Option #1: Working with Big Data using Multithreading
The goal of this project is to use the concepts taught in this course to develop an efficient way of working with Big Data.
You should have 2 files in your Linux system: hugefile1.txtand hugefile2.txt, with one billion lines in each one. If you do not, please go back to the Module 7 Portfolio Reminder and complete the steps there.
Create a program, using a programming language of your choice, to produce a new file: totalfile.txt, by taking the numbers from each line of the two files and adding them. So, each line in file #3 is the sum of the corresponding line in hugefile1.txtand hugefile2.txt.

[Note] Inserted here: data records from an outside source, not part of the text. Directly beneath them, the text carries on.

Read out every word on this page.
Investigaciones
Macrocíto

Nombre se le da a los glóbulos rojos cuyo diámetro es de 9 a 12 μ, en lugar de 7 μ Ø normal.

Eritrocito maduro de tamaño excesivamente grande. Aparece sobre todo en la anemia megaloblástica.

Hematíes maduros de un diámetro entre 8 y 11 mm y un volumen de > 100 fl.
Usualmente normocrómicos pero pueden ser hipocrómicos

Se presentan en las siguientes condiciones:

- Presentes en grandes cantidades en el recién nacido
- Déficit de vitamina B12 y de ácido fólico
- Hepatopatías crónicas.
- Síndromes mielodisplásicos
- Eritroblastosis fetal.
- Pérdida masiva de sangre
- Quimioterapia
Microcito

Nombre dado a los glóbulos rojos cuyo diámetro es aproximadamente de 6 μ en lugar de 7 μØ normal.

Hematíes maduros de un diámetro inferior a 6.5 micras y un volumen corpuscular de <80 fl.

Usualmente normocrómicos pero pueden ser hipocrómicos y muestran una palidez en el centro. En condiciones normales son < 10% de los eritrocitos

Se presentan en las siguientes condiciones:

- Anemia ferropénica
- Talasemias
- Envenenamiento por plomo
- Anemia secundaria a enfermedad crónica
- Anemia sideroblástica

For example, if the first 5 lines of your files look as follows:
$ head -5 hugefile*txt
== hugefile1.txt ==
4131
29929
6483
7659
25003
== hugefile1.txt ==
8866
19171
11029
4889
27069
then the first 5 lines of totalfile.txtlook like this:
$ head -5 totalfile.txt
12997
49100
17512
12548
52072
Because the files of such large sizes cannot be read into memory in their entirety at the same time, you need to use concurrency. Reading the files one line at a time will take a long time, so use what you have learned in this course to optimize this process. Be sure to record the amount of time it takes for each version of your program to complete this task.

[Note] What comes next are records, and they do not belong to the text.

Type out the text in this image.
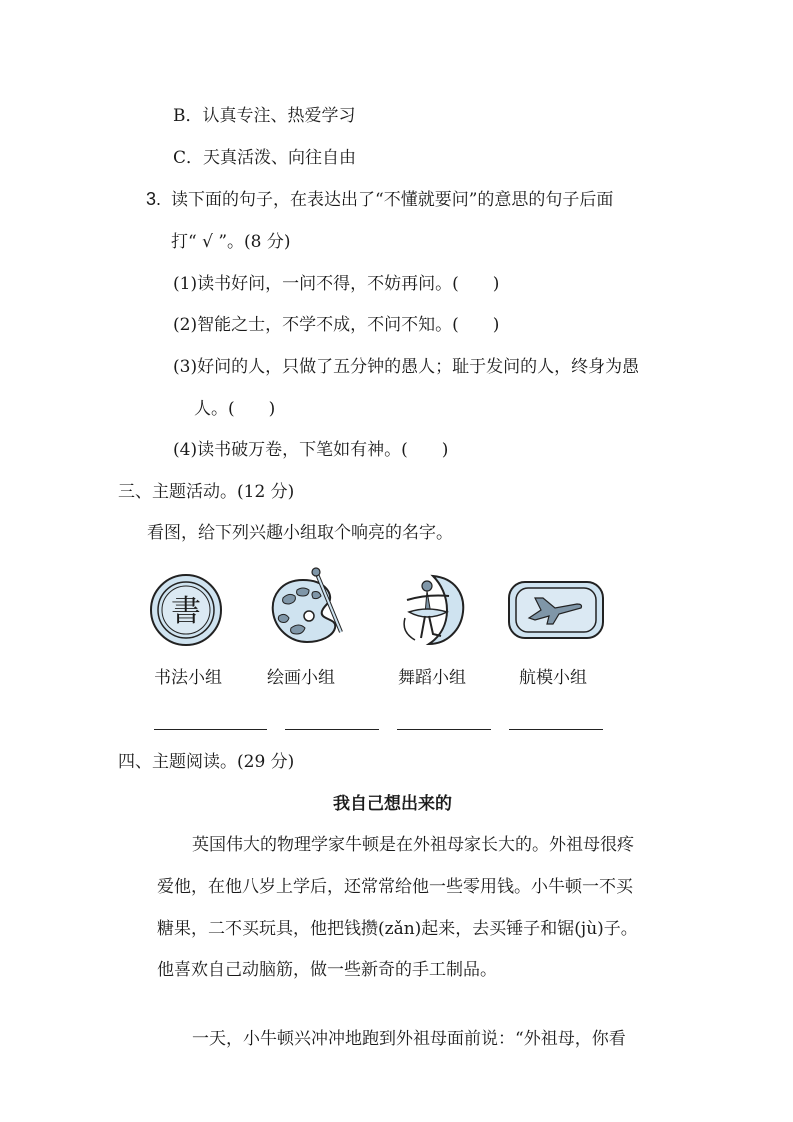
B．认真专注、热爱学习
C．天真活泼、向往自由
3. 读下面的句子，在表达出了“不懂就要问”的意思的句子后面
打“ √ ”。(8 分)
(1)读书好问，一问不得，不妨再问。(　　)
(2)智能之士，不学不成，不问不知。(　　)
(3)好问的人，只做了五分钟的愚人；耻于发问的人，终身为愚
人。(　　)
(4)读书破万卷，下笔如有神。(　　)
三、主题活动。(12 分)
看图，给下列兴趣小组取个响亮的名字。
書
书法小组	绘画小组	舞蹈小组	航模小组
四、主题阅读。(29 分)
我自己想出来的
英国伟大的物理学家牛顿是在外祖母家长大的。外祖母很疼
爱他，在他八岁上学后，还常常给他一些零用钱。小牛顿一不买
糖果，二不买玩具，他把钱攒(zǎn)起来，去买锤子和锯(jù)子。
他喜欢自己动脑筋，做一些新奇的手工制品。
一天，小牛顿兴冲冲地跑到外祖母面前说：“外祖母，你看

Optimize the program by using threads, so that you benefit from multiple cores in your CPU. Create a multithreaded program, where each thread works on the next chunk of the file.
Now, break up hugefile1.txtand hugefile2.txtinto 10 files each, and run your process on all 10 sets in parallel. How do the run times compare to the original process?
Explain your methods and results in detail. What conclusions can you make about the different methods of optimizing large file processing? How has the information that you learned in this course helped you to accomplish this task?